Poi, si ricorrerà all’apprezzato meccanismo dell’arbitrato solo dopo due mesi di trattative infruttuose tra i colossi dell’internet e gli editori, rendendolo di fatto una “ultima spiaggia” che sarà utilizzata in maniera estremamente rara.  Da ultimo, è stata eliminata la clausola di “non-differenziazione”. Ciò significa che Facebook potrà decidere di pagare in modo diverso le testate, senza criterio di equità e senza alcun controllo esterno. Notizie anti-scientifiche come la negazione del cambiamento climatico (comparse molto spesso sulle testate di Rupert Murdoch, che controlla il 60% della stampa australiana) potranno essere pagate molto di più di notizie di interesse pubblico, offerte però da testate minori.

Un’occasione sprecata?
In sostanza, nonostante le dichiarazioni vittoriose degli esponenti del governo australiano, a vincere sono i giganti del web (che mirano ad organizzare e gestire la condivisione delle notiziee i grandi conglomerati mediatici come quelli di Murdoch, mentre a perdere è il pubblico australiano, il quale dovrà accontentarsi di una informazione filtrata e parziale. 

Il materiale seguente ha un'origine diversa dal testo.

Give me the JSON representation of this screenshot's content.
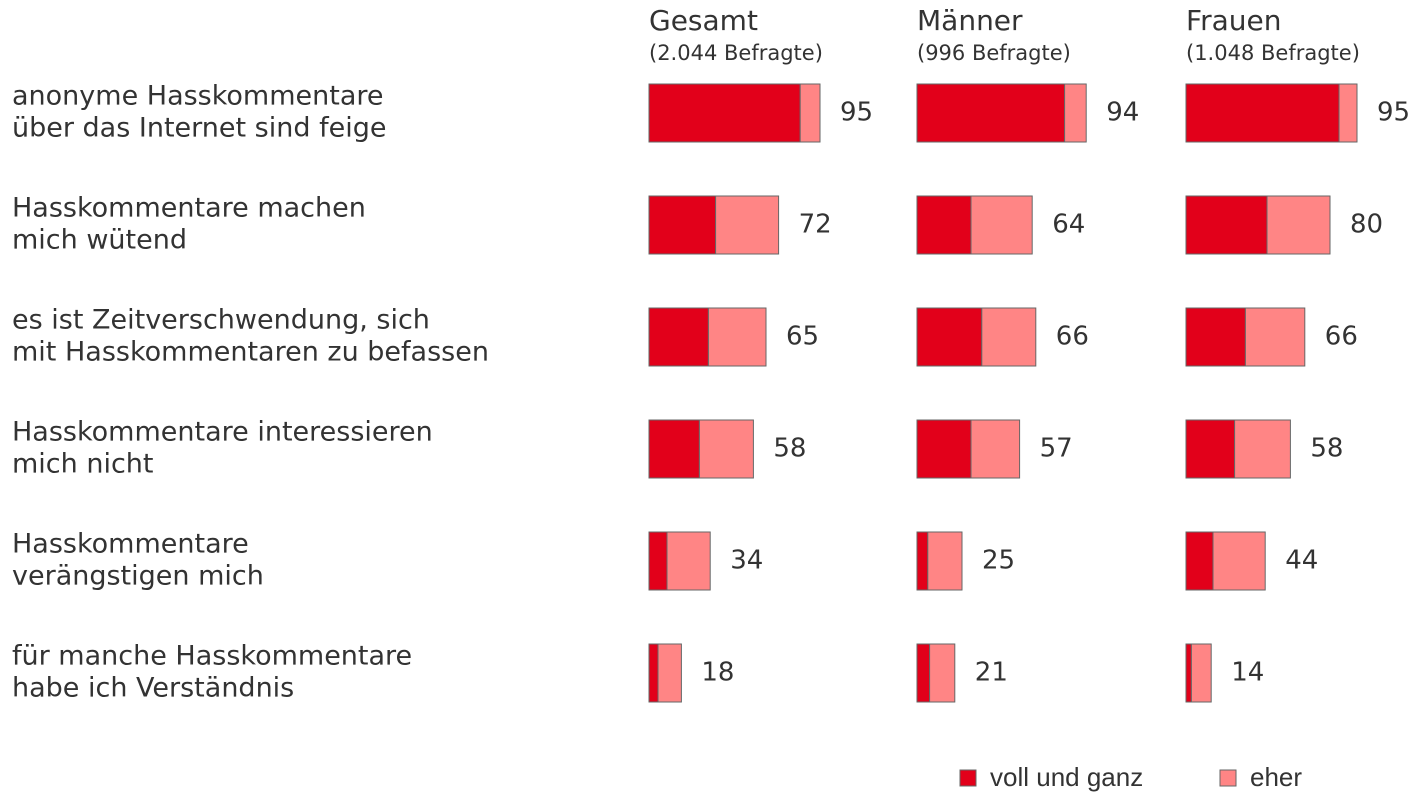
{
  "chart_data": {
    "type": "bar",
    "categories": [
      [
        "anonyme Hasskommentare",
        "über das Internet sind feige"
      ],
      [
        "Hasskommentare machen",
        "mich wütend"
      ],
      [
        "es ist Zeitverschwendung, sich",
        "mit Hasskommentaren zu befassen"
      ],
      [
        "Hasskommentare interessieren",
        "mich nicht"
      ],
      [
        "Hasskommentare",
        "verängstigen mich"
      ],
      [
        "für manche Hasskommentare",
        "habe ich Verständnis"
      ]
    ],
    "xlim": [
      0,
      100
    ],
    "legend": [
      {
        "name": "voll und ganz",
        "color": "#e2001a"
      },
      {
        "name": "eher",
        "color": "#ff8585"
      }
    ],
    "panels": [
      {
        "title": "Gesamt",
        "subtitle": "(2.044 Befragte)",
        "series": [
          {
            "values": [
              84,
              37,
              33,
              28,
              10,
              5
            ]
          },
          {
            "values": [
              11,
              35,
              32,
              30,
              24,
              13
            ]
          }
        ],
        "totals": [
          95,
          72,
          65,
          58,
          34,
          18
        ]
      },
      {
        "title": "Männer",
        "subtitle": "(996 Befragte)",
        "series": [
          {
            "values": [
              82,
              30,
              36,
              30,
              6,
              7
            ]
          },
          {
            "values": [
              12,
              34,
              30,
              27,
              19,
              14
            ]
          }
        ],
        "totals": [
          94,
          64,
          66,
          57,
          25,
          21
        ]
      },
      {
        "title": "Frauen",
        "subtitle": "(1.048 Befragte)",
        "series": [
          {
            "values": [
              85,
              45,
              33,
              27,
              15,
              3
            ]
          },
          {
            "values": [
              10,
              35,
              33,
              31,
              29,
              11
            ]
          }
        ],
        "totals": [
          95,
          80,
          66,
          58,
          44,
          14
        ]
      }
    ]
  }
}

Questa rappresenta senz’altro un’occasione mancata per l’Australia, la quale avrebbe potuto ergersi a Paese leader nella lotta allo strapotere dei giganti del web, come era in parte riuscita a fare nella lotta contro la pandemia.

Ciò che resta da vedere, a questo punto, è se gli altri Stati seguiranno l’esempio australiano del compromesso al ribasso, o se sceglieranno una strada senza dubbio più lunga, ma anche più meritevole di essere percorsa.